The repository tag lists license:apache-2.0, yet the model card’s license field is marked “unknown”. In practice, the underlying weights were originally released under the Apache‑2.0 license by Google and subsequently converted by Ross Wightman, who also respects the same license. Apache‑2.0 is a permissive open‑source license that:

  • Allows commercial, academic, and personal use without fee.
  • Permits modification, redistribution, and inclusion in proprietary products.
  • Requires preservation of the original copyright notice and a copy of the license.
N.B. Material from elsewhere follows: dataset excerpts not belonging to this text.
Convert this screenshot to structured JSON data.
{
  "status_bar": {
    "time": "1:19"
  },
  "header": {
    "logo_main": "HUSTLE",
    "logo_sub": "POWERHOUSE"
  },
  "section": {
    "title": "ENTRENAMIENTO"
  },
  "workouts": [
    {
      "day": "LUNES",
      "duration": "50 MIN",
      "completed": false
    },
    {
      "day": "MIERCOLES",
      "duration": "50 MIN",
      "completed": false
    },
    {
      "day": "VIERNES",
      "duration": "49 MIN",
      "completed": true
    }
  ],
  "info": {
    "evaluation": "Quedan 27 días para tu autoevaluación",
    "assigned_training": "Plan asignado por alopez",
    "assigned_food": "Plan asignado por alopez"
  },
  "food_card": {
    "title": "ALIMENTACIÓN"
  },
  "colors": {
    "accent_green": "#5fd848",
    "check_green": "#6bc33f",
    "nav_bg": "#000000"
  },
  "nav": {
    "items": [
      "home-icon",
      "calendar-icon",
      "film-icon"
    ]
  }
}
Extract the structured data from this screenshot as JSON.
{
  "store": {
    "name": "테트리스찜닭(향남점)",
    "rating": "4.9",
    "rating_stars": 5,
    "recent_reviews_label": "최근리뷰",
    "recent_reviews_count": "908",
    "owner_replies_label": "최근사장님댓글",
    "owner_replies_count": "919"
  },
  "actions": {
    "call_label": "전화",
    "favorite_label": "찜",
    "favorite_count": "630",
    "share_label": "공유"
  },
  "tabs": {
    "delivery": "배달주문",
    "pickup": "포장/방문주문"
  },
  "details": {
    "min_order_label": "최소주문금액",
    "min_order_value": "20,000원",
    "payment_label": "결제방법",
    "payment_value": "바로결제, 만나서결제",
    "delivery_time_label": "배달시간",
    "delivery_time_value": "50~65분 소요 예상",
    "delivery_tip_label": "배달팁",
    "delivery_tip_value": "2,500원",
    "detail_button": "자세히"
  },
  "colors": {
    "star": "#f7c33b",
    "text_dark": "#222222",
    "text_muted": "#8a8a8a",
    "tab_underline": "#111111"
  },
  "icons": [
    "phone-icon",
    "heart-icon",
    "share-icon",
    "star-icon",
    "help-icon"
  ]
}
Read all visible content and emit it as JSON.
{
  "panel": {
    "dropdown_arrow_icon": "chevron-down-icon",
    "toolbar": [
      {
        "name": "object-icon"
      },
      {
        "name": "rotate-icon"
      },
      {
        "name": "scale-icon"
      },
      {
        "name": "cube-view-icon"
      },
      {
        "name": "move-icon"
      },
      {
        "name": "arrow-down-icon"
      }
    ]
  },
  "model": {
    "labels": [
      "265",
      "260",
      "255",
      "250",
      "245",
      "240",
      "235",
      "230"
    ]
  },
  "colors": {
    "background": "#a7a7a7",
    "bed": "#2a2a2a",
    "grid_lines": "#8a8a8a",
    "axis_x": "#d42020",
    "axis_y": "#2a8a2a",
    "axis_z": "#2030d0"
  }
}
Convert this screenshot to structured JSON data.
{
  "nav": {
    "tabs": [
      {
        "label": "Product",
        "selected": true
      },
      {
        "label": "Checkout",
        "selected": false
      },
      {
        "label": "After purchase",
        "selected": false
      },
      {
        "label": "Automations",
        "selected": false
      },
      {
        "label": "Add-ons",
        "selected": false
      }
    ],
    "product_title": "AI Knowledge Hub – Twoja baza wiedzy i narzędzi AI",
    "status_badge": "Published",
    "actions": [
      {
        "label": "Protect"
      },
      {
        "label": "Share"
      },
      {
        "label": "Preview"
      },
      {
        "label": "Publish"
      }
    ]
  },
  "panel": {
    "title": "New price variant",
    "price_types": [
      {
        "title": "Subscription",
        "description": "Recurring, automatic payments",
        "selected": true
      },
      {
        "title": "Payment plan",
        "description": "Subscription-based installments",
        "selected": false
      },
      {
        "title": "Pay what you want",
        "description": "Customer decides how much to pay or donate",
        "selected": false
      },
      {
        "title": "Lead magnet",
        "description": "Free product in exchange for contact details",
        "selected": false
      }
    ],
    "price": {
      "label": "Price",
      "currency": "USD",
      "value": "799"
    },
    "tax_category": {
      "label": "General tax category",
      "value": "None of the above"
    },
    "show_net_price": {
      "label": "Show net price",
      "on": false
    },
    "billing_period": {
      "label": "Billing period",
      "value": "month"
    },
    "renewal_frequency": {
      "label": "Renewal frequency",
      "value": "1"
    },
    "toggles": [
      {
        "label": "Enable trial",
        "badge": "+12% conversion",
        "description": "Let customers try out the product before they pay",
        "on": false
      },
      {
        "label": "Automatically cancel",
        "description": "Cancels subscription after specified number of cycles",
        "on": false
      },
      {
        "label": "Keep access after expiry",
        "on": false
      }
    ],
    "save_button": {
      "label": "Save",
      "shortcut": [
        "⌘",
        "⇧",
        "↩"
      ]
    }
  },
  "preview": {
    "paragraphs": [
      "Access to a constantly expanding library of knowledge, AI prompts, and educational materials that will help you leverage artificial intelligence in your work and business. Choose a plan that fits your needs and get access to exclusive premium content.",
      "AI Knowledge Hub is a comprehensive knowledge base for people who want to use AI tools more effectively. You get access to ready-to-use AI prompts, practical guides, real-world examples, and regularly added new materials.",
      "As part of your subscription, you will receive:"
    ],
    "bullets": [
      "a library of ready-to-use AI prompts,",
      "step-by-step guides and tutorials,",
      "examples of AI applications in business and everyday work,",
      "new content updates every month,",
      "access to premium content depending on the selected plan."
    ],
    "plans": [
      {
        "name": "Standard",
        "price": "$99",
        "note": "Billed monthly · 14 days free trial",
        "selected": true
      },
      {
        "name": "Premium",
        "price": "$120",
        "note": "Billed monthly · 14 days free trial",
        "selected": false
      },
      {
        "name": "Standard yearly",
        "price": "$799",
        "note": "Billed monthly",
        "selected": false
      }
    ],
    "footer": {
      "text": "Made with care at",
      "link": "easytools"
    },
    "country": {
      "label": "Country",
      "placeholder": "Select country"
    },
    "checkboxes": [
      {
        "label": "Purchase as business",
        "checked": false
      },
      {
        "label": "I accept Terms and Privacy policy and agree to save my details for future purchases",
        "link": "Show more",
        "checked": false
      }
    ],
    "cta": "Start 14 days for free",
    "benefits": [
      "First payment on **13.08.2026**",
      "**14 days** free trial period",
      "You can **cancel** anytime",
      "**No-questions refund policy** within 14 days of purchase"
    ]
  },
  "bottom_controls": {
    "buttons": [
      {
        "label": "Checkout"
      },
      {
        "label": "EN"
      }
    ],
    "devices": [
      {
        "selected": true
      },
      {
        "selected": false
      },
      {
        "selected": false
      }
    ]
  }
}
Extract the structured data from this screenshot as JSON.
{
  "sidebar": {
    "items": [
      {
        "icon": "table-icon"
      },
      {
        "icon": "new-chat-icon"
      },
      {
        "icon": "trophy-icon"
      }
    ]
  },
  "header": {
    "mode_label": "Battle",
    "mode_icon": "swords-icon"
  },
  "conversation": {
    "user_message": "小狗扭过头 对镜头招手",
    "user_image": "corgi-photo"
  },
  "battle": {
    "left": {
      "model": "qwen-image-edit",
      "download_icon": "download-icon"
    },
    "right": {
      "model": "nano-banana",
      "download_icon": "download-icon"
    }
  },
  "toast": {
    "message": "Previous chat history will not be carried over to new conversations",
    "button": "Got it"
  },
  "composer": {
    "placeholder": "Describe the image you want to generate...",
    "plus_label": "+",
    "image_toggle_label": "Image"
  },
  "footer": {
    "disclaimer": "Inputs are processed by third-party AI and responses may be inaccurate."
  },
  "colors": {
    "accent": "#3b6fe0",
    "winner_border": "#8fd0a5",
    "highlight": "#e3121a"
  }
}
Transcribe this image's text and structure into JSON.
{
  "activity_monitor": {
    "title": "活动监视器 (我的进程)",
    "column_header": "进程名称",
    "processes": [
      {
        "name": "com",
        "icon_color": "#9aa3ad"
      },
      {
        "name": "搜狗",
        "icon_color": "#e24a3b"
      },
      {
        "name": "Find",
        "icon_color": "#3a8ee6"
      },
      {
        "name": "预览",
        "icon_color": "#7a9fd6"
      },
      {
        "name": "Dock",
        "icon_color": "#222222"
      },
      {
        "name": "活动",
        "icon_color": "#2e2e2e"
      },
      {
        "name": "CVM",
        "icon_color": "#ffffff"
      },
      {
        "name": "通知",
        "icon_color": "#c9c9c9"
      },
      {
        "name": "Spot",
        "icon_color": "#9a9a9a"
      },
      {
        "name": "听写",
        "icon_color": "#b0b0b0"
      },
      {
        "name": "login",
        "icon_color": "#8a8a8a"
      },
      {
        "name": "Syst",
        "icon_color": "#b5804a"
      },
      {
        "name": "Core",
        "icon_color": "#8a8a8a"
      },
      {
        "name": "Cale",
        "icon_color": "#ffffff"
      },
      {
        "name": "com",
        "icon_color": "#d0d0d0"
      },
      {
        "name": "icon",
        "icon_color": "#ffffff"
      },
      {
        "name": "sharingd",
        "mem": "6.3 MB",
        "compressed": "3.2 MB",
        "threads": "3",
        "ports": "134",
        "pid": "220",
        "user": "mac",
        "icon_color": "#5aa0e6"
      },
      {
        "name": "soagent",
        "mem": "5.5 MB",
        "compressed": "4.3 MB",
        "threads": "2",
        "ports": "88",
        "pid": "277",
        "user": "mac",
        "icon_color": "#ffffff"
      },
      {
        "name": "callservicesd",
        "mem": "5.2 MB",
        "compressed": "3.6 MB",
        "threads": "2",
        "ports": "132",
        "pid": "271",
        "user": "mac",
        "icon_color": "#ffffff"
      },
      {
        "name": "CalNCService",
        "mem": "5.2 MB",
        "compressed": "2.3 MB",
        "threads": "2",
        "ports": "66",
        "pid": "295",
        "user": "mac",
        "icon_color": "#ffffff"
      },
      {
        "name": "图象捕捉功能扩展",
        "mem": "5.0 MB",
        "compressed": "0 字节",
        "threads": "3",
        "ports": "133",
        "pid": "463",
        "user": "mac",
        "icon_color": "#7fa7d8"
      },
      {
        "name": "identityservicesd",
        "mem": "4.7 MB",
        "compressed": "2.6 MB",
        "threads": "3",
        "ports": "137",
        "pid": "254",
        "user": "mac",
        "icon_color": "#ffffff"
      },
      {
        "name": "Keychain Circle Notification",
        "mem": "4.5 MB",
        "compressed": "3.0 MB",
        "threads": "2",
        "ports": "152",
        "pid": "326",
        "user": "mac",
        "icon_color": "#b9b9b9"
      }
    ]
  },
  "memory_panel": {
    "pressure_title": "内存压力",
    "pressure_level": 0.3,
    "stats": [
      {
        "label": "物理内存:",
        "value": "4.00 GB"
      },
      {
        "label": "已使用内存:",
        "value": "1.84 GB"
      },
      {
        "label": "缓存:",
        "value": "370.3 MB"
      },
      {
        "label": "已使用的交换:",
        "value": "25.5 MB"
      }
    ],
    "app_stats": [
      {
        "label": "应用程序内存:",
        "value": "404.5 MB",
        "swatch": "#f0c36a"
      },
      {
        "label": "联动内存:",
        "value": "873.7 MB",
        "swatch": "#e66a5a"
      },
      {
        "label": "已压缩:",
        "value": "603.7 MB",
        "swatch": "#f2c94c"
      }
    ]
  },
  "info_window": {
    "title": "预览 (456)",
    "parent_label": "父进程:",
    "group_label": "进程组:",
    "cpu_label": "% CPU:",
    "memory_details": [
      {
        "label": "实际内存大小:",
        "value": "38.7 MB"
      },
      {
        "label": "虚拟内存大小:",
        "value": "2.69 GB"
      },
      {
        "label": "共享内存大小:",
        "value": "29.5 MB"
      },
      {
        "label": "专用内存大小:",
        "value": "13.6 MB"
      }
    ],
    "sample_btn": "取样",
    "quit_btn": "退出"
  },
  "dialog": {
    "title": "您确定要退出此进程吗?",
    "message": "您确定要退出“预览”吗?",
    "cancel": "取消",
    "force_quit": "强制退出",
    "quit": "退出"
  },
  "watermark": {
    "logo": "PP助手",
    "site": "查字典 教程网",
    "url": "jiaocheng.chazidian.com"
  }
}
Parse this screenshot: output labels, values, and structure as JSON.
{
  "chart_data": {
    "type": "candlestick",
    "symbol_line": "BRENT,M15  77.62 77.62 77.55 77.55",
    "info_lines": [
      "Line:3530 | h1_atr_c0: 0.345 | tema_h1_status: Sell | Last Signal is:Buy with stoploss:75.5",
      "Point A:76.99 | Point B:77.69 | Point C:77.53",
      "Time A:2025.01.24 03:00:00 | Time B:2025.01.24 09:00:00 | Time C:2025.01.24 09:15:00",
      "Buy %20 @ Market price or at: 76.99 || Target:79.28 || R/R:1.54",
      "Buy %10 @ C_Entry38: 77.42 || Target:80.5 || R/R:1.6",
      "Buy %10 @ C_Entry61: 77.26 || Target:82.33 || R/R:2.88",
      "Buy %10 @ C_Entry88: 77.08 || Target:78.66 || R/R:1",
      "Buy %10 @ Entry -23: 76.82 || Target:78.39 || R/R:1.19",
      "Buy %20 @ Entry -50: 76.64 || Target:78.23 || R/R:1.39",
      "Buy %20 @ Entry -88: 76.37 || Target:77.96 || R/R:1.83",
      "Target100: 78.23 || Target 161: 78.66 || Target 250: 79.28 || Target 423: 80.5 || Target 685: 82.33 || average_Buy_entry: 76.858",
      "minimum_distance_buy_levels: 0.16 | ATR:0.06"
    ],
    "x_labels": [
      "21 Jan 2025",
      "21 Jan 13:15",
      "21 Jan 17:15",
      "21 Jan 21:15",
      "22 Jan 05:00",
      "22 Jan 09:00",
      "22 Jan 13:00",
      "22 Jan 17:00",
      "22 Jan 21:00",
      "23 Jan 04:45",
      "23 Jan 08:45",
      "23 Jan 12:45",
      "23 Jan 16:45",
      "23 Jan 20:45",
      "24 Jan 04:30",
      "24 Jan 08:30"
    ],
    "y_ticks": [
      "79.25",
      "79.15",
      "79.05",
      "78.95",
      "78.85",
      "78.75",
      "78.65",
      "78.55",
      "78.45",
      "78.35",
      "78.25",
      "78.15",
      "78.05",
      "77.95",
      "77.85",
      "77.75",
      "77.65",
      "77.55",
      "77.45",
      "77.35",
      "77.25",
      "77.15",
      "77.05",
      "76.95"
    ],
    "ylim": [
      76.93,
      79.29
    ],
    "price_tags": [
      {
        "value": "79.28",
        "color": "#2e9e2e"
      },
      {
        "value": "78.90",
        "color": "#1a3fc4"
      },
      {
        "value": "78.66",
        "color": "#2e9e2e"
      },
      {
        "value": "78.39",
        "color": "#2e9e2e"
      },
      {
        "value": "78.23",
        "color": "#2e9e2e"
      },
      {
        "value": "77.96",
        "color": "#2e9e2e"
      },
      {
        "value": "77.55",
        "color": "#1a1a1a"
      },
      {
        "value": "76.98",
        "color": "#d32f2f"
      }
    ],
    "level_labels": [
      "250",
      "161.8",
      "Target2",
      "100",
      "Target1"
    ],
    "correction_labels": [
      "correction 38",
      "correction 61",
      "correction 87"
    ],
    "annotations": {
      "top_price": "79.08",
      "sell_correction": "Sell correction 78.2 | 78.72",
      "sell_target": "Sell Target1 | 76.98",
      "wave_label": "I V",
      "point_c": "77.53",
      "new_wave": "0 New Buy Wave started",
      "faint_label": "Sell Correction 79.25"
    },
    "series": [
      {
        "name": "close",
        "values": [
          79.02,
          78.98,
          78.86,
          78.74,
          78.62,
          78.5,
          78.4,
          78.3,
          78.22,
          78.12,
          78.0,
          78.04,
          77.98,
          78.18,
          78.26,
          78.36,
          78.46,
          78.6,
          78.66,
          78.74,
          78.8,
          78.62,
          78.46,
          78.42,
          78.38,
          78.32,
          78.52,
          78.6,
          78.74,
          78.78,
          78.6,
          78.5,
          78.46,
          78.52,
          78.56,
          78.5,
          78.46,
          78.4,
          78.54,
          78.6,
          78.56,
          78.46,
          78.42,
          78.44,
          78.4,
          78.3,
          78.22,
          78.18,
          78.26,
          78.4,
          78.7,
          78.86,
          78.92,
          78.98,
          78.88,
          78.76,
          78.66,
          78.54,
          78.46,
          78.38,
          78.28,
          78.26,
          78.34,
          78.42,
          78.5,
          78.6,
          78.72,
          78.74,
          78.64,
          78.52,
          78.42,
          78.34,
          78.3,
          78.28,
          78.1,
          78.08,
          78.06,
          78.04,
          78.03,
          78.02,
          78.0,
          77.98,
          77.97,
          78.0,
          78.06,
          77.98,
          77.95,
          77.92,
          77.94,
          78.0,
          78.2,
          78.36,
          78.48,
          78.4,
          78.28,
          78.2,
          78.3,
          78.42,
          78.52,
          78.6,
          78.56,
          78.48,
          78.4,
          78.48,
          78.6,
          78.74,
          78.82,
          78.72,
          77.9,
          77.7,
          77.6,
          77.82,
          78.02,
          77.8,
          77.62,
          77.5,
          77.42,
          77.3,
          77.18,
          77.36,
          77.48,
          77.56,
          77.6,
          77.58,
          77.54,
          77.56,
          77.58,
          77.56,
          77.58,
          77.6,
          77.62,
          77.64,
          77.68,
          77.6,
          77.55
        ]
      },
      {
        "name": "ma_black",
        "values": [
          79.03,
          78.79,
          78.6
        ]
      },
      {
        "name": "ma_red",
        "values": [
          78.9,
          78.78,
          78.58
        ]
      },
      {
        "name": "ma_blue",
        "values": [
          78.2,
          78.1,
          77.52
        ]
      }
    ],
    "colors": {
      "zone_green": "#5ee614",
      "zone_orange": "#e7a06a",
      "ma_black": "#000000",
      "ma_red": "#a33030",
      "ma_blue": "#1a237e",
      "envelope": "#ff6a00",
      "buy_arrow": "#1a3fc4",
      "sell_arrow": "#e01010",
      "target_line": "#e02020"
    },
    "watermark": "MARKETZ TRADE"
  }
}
  • Mandates a clear attribution to the original authors (Google Research) and the converter (Ross Wightman).

If you distribute a derivative work, you must include a notice such as “Based on Google’s Vision Transformer (ViT‑Base) model, licensed under Apache‑2.0”. No “copyleft” obligations exist, making the model safe for commercial deployment provided the attribution clause is respected.